When this is to be accomplished, which is rather a formidable job, the ship is first taken alongside of a shear-hulk, or into a dry dock, by the side of which are erected shears. A very fine specimen of the latter machinery is to be seen in Woolwich Dock-yard. The shear-hulk is a large, strongly-built vessel, and well moored by strong chains in a convenient spot on the water, where any ship can approach her. This vessel is fitted with a strong, perpendicular mast; and two others, called the shears, fixed on pivots or hinges to strong frame-work on the deck. The upper ends, meeting in a point, are suspended by strong latches from the mast-head in a slanting direction, leaning to such a distance over the side of the hulk, as to hold the mast to be fixed in the ship alongside her directly over the holes in the deck; when they are lowered into their places, and fixed tight with wedges—of course it is only the lower masts that require the adoption of this method to fix them in their places—and when their great length and consequent weight are considered, it is very certain none better could be used.

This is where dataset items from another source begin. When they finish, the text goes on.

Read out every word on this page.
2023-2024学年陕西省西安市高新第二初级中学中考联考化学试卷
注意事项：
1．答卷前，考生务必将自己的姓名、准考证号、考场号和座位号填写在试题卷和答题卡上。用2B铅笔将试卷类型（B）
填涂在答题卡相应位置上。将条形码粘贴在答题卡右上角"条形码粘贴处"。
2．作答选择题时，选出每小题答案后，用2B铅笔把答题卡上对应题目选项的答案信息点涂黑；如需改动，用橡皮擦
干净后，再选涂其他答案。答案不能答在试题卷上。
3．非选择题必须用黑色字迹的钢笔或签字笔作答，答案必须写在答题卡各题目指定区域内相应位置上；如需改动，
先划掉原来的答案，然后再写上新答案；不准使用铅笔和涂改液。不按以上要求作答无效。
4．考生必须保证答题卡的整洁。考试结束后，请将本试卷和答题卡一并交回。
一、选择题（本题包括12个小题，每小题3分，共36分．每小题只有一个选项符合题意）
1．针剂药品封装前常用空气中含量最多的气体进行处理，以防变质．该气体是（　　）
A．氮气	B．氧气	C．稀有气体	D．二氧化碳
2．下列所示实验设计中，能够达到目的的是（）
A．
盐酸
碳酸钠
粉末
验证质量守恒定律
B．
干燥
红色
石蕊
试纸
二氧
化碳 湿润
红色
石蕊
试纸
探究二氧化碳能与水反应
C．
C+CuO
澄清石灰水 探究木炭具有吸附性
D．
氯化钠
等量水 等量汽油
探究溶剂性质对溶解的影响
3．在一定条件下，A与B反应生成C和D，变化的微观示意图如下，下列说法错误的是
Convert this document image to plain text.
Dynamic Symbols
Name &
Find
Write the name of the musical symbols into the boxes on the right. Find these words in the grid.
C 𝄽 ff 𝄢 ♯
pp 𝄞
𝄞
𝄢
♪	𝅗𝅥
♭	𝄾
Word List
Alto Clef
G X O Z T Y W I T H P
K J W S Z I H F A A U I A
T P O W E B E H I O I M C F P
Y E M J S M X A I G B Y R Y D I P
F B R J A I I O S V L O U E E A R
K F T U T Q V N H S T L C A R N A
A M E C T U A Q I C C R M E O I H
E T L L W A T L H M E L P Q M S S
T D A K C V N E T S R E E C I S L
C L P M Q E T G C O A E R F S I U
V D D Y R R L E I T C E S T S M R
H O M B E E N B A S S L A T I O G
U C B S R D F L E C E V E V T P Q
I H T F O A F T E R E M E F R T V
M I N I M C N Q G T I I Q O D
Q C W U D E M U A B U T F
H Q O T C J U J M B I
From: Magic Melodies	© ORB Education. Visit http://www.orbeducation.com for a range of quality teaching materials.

The length of the main-mast in a large, first-rate ship, is about one hundred and eighty feet from the keel to the top; the main-top-mast is sixty feet; above it the main-top-gallant-mast, forty-four feet, being altogether about two hundred and sixty feet, from which, if we deduct fifty-two feet, the depth of the hull, we have left two hundred and eight feet, the height of the main-mast above the deck. In light winds, royal and sky-sail-masts are set, which will add from thirty to forty feet to its height.

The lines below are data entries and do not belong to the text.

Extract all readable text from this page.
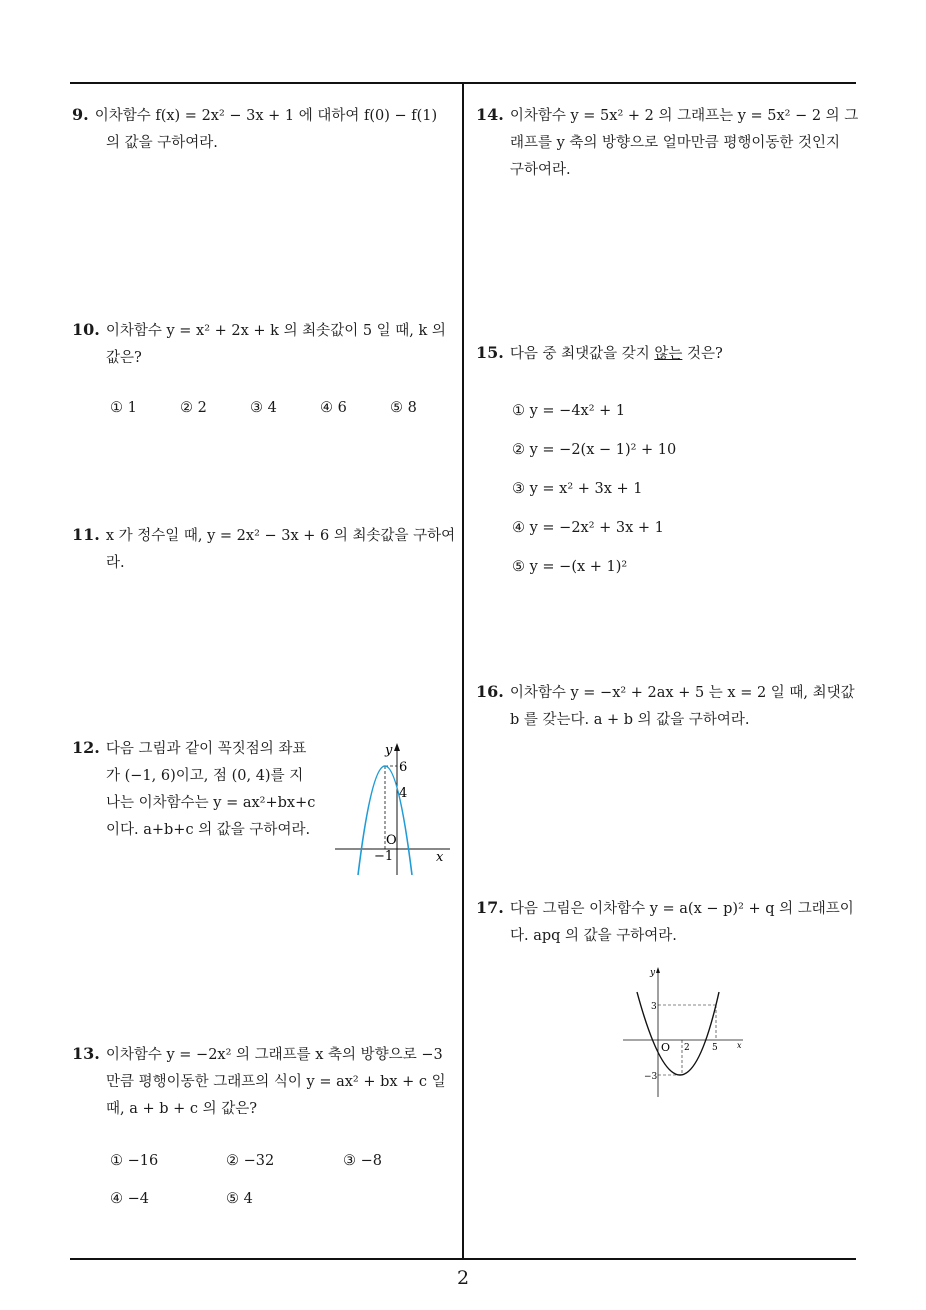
9. 이차함수 f(x) = 2x² − 3x + 1 에 대하여 f(0) − f(1)
의 값을 구하여라.
10. 이차함수 y = x² + 2x + k 의 최솟값이 5 일 때, k 의
값은?
① 1	② 2	③ 4	④ 6	⑤ 8
11. x 가 정수일 때, y = 2x² − 3x + 6 의 최솟값을 구하여
라.
12. 다음 그림과 같이 꼭짓점의 좌표
가 (−1, 6)이고, 점 (0, 4)를 지
나는 이차함수는 y = ax²+bx+c
이다. a+b+c 의 값을 구하여라.
y
6
4
O
−1	x
13. 이차함수 y = −2x² 의 그래프를 x 축의 방향으로 −3
만큼 평행이동한 그래프의 식이 y = ax² + bx + c 일
때, a + b + c 의 값은?
① −16	② −32	③ −8
④ −4	⑤ 4
14. 이차함수 y = 5x² + 2 의 그래프는 y = 5x² − 2 의 그
래프를 y 축의 방향으로 얼마만큼 평행이동한 것인지
구하여라.
15. 다음 중 최댓값을 갖지 않는 것은?
① y = −4x² + 1
② y = −2(x − 1)² + 10
③ y = x² + 3x + 1
④ y = −2x² + 3x + 1
⑤ y = −(x + 1)²
16. 이차함수 y = −x² + 2ax + 5 는 x = 2 일 때, 최댓값
b 를 갖는다. a + b 의 값을 구하여라.
17. 다음 그림은 이차함수 y = a(x − p)² + q 의 그래프이
다. apq 의 값을 구하여라.
y
3
O 2 5 x
−3
2
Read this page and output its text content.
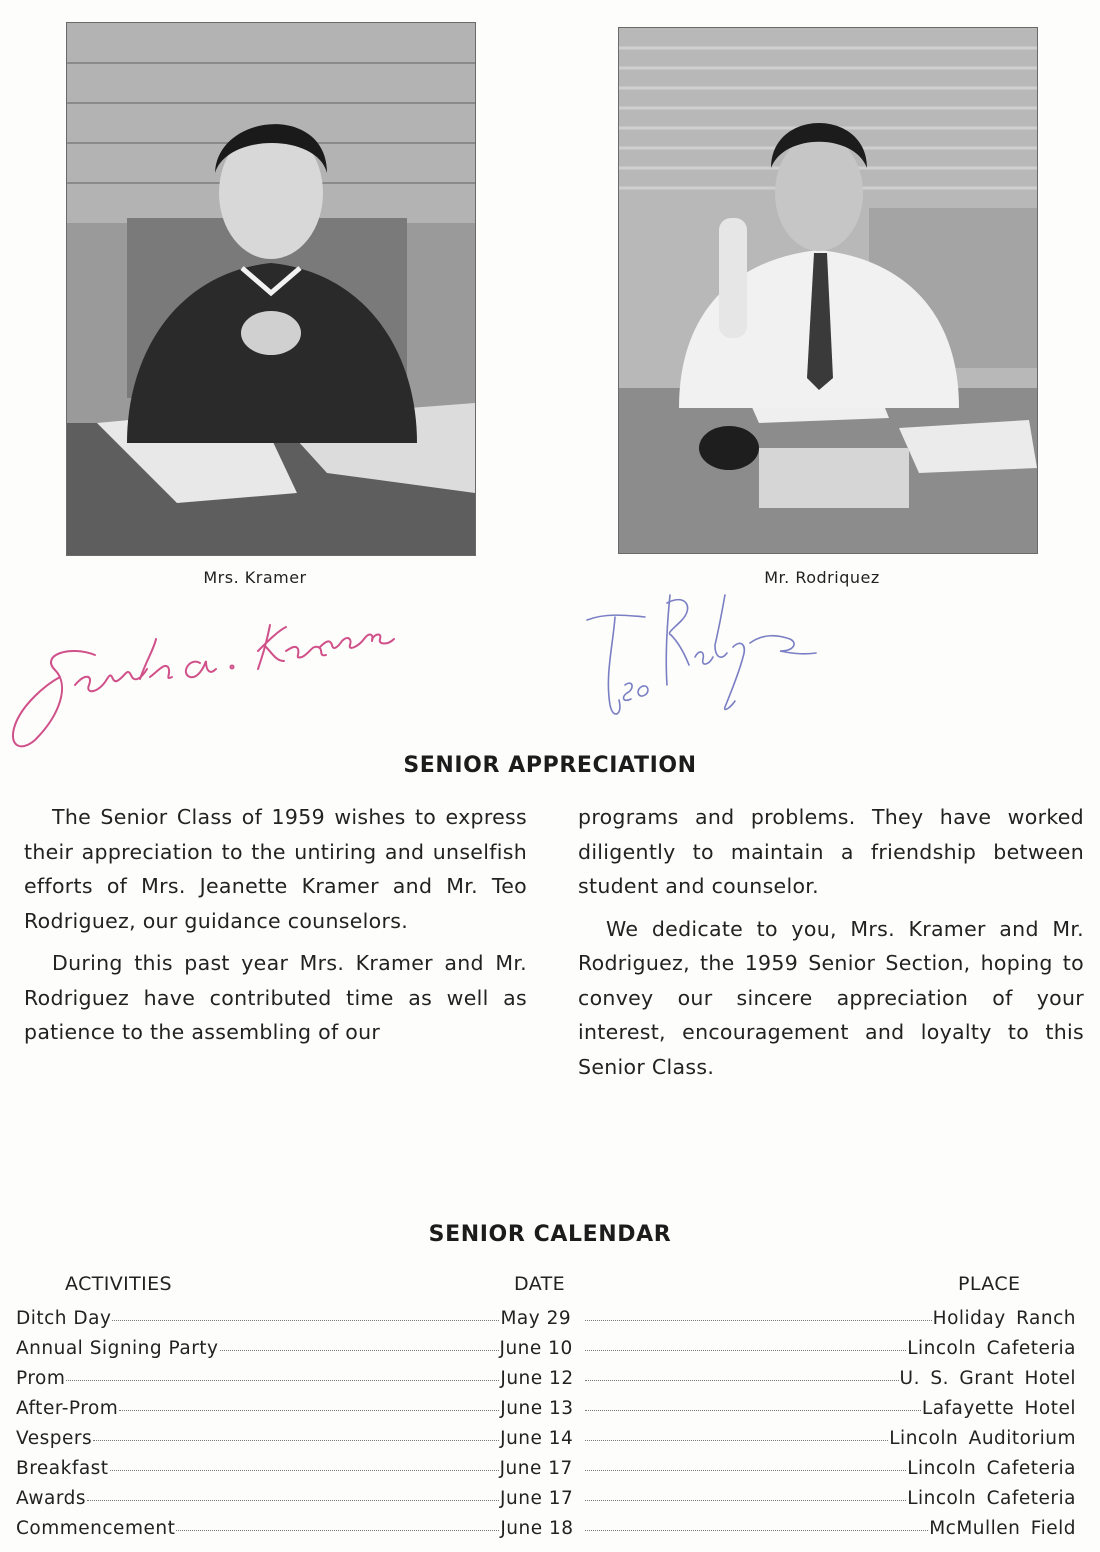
Mrs. Kramer	Mr. Rodriquez
SENIOR APPRECIATION

The Senior Class of 1959 wishes to express their appreciation to the untiring and unselfish efforts of Mrs. Jeanette Kramer and Mr. Teo Rodriguez, our guidance counselors.

During this past year Mrs. Kramer and Mr. Rodriguez have contributed time as well as patience to the assembling of our

programs and problems. They have worked diligently to maintain a friendship between student and counselor.

We dedicate to you, Mrs. Kramer and Mr. Rodriguez, the 1959 Senior Section, hoping to convey our sincere appreciation of your interest, encouragement and loyalty to this Senior Class.

SENIOR CALENDAR
ACTIVITIES	DATE	PLACE
Ditch Day	May 29	Holiday Ranch
Annual Signing Party	June 10	Lincoln Cafeteria
Prom	June 12	U. S. Grant Hotel
After-Prom	June 13	Lafayette Hotel
Vespers	June 14	Lincoln Auditorium
Breakfast	June 17	Lincoln Cafeteria
Awards	June 17	Lincoln Cafeteria
Commencement	June 18	McMullen Field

Large men-of-war, such as the one I have described, will carry a great number of hands; they frequently amount to a thousand, of which two hundred are marines; yet, although a ship is thus thronged with people, the admirable order and regularity with which everything is conducted, preserves her from many of the disasters to which smaller ships with fewer hands are liable.

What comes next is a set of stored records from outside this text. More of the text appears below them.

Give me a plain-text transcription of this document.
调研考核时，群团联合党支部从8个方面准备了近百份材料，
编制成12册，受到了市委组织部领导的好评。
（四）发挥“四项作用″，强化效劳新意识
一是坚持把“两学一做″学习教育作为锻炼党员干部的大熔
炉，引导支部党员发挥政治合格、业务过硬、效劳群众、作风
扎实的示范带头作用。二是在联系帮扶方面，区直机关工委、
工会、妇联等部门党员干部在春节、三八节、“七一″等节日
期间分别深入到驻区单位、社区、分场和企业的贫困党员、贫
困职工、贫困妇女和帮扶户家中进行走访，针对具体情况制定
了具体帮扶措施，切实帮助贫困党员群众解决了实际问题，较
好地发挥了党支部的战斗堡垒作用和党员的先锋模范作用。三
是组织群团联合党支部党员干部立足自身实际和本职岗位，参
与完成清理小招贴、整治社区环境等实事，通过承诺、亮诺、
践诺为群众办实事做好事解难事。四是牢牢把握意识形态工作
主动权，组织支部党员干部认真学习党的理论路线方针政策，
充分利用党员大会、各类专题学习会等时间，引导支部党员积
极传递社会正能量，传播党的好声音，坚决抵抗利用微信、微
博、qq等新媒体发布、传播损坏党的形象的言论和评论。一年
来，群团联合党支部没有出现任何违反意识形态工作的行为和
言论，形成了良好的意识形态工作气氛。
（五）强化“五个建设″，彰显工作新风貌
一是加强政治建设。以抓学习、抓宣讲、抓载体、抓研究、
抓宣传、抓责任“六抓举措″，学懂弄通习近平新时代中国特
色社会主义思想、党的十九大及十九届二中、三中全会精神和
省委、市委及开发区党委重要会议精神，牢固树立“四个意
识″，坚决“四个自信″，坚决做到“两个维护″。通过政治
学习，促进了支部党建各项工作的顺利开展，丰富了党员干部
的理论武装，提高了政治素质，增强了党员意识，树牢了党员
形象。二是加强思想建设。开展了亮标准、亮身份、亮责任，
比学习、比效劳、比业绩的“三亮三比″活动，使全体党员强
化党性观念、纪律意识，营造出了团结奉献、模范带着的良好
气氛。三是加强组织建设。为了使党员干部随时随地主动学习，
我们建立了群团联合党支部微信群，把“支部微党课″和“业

It has been ascertained that the actual weight of a seventy-four gun-ship, including the hull, rigging, guns, stores, officers and men, together with six-months’ provisions, amounts to two thousand eight-hundred tons, and the quantity of water displaced when the ship is afloat is equal to about one hundred thousand cubic feet.
The stowage of large ships is admirable. The live-stock often forms a considerable item in a ship’s stowage. It is generally for the use of the officers, and consists of cows, sheep, pigs, and poultry. The latter, and sheep, are stowed away upon the main-deck, under the waist, between the guns; and the pigs in that part of the ship called the manger, on the lower or gun-deck; the cows are kept in boxes or stalls; the sheep in pens, in one or two tiers; and the poultry in hen-coops. The whole are under the charge of the butcher and poulterer.
I could tell you a great deal more about ships and shipping, but space prevents me doing so; and as a great many of our ships are now engaged in the war against Russia, it will not be out of place to hope that our brave sailors may not be “savagely slaughtered” by the Russians, and that the Great Bear may have his claws clipped before we have done with him.